As expected, the severe inflationary crisis combined with the slowdown in economic growth around the world is leading to a significant drop in real monthly wages in many countries, the International Labor Organization (ILO) said on Wednesday, 30 November in its “Global Wage Report 2022-23: The impact of inflation and COVID-19 on wages and purchasing power”.
According to all the studies, monthly wages worldwide fell in real terms by 0.9% in the first half of 2022. This is the first time in over 20 years that negative real wage growth has been recorded.
In the G20 countries, real wages in the first half of 2022 are estimated to have fallen by 2.2%, while real wages in the emerging G20 countries have grown by 0.8%.
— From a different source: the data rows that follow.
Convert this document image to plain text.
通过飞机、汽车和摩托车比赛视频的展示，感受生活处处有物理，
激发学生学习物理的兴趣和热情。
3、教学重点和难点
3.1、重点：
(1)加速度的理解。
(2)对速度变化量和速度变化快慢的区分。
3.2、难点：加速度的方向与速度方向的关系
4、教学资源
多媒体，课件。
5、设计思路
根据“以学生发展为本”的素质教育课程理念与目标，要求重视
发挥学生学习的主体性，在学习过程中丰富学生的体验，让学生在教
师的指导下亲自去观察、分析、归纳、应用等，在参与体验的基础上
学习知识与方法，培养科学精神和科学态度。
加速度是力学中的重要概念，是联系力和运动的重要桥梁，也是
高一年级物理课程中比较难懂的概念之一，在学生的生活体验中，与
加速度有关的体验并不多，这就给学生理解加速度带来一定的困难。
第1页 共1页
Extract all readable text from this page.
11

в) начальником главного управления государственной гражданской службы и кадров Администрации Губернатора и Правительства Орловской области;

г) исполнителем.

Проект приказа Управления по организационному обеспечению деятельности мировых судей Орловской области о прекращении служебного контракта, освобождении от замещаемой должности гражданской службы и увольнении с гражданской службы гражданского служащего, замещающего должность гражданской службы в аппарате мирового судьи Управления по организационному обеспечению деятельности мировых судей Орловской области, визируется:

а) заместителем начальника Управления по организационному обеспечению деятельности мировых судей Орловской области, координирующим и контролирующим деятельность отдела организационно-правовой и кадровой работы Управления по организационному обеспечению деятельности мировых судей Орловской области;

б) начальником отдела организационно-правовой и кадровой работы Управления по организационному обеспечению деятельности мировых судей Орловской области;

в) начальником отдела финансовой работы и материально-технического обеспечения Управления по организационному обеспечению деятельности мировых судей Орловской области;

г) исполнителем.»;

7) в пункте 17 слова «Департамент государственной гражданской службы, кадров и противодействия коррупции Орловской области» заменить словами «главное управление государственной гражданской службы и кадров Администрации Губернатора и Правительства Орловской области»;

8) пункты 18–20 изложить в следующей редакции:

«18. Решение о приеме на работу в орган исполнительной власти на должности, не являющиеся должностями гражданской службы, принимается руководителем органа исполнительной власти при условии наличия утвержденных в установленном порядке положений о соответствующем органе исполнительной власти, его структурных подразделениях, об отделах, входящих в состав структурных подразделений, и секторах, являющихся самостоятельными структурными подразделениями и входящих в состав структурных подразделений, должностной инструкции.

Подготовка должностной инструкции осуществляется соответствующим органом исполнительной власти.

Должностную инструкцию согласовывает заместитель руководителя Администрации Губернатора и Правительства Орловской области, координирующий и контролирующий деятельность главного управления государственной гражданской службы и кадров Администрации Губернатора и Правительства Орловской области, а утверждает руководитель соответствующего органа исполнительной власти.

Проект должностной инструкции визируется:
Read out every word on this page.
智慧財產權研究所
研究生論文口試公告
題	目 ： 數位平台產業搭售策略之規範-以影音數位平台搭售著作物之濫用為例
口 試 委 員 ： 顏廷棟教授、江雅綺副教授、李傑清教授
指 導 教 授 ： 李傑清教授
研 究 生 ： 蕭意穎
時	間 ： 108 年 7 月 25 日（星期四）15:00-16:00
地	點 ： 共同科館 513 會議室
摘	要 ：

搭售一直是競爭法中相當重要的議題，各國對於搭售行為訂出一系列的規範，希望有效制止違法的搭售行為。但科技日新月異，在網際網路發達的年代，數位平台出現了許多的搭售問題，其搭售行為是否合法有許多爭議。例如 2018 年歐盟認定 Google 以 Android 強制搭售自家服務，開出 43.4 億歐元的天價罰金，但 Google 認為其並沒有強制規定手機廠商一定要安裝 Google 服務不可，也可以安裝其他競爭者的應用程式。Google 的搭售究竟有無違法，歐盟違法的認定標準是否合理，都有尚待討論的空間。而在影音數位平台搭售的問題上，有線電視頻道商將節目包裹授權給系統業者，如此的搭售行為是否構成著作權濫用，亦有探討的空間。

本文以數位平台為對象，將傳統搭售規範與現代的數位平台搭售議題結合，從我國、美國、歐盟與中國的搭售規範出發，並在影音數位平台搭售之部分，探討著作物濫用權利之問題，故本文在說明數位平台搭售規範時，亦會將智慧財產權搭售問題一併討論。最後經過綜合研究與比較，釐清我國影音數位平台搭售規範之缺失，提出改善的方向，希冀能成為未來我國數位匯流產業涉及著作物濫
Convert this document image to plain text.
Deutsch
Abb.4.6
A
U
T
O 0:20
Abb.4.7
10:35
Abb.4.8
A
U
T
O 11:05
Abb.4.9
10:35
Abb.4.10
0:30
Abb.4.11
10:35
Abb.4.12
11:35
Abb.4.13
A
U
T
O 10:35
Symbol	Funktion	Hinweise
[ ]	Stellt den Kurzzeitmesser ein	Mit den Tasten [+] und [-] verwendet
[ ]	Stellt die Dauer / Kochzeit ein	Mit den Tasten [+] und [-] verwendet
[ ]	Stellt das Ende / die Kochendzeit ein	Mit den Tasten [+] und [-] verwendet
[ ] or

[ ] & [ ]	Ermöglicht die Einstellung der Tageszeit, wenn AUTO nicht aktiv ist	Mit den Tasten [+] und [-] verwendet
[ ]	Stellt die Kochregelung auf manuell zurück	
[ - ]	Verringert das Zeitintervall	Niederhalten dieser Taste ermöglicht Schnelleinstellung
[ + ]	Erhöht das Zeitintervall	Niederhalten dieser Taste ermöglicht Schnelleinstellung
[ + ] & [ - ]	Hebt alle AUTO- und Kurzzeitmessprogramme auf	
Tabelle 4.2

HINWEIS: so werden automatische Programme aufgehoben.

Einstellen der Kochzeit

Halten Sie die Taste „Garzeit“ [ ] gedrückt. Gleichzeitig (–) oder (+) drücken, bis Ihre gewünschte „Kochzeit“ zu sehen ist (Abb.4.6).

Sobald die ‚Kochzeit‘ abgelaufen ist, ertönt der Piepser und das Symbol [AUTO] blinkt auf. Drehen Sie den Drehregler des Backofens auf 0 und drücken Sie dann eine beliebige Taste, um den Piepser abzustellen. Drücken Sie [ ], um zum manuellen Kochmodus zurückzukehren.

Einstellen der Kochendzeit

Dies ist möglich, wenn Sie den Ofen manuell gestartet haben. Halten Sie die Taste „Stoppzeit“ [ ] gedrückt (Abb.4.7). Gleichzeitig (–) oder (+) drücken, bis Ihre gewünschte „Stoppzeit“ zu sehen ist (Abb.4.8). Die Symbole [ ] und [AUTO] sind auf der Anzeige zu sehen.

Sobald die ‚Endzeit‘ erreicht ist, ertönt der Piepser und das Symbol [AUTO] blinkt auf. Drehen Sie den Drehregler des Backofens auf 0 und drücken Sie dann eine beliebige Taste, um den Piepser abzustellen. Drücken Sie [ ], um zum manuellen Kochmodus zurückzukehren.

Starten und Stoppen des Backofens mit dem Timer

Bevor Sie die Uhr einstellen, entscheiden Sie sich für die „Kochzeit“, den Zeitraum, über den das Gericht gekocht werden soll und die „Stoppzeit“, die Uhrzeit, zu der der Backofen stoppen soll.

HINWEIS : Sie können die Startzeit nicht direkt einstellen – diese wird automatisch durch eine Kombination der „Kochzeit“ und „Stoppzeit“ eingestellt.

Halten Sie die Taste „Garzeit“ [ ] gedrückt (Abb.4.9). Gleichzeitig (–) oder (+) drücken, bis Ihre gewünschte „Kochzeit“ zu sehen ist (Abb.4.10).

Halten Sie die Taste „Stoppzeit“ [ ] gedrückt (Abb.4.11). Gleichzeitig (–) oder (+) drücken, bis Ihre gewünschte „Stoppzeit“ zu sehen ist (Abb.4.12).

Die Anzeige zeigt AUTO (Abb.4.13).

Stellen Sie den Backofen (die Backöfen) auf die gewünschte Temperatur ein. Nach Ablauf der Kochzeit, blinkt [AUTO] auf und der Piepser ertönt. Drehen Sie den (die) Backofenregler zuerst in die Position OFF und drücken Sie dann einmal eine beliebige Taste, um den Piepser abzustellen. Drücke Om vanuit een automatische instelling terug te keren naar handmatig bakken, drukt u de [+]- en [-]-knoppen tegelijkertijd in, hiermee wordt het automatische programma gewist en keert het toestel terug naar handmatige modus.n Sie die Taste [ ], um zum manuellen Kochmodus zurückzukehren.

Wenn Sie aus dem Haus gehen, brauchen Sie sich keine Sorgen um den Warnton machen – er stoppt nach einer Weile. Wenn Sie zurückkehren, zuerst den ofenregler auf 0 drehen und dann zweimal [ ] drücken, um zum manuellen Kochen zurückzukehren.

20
Rising inflation has a more significant impact on the cost of living for low-income people. This is because they spend a large proportion of their disposable income on essential goods and services, the prices of which tend to rise more than those of non-essentials, the report says. In North America (Canada and the US), average real wage growth fell to zero in 2021 before falling to -3.2% in the first half of 2022.
In Europe, where job-saving programs and wage subsidies have significantly protected employment and wage levels during the pandemic, real wage growth was 1.3% in 2021 before falling to -2.4% in the first half of 2022.
In the Asia-Pacific region, real wage growth slowed from 3.5% in 2021 to 1.3% in the first half of 2022. If China is excluded from these calculations, real wage growth has grown much less, to 0.3% in 2021 and 0.7% in the first half of 2022.
“We need to pay particular attention to those in employment in the middle and lower end of the wage scale. Tackling the deterioration in real wages can help maintain economic growth, which can help return to pre-pandemic employment levels. This is an effective way to reduce the likelihood or depth of recessions in all countries and regions of the world,” said one of the report’s authors Rosalia Vazquez-Alvarez, quoted in an ILO statement.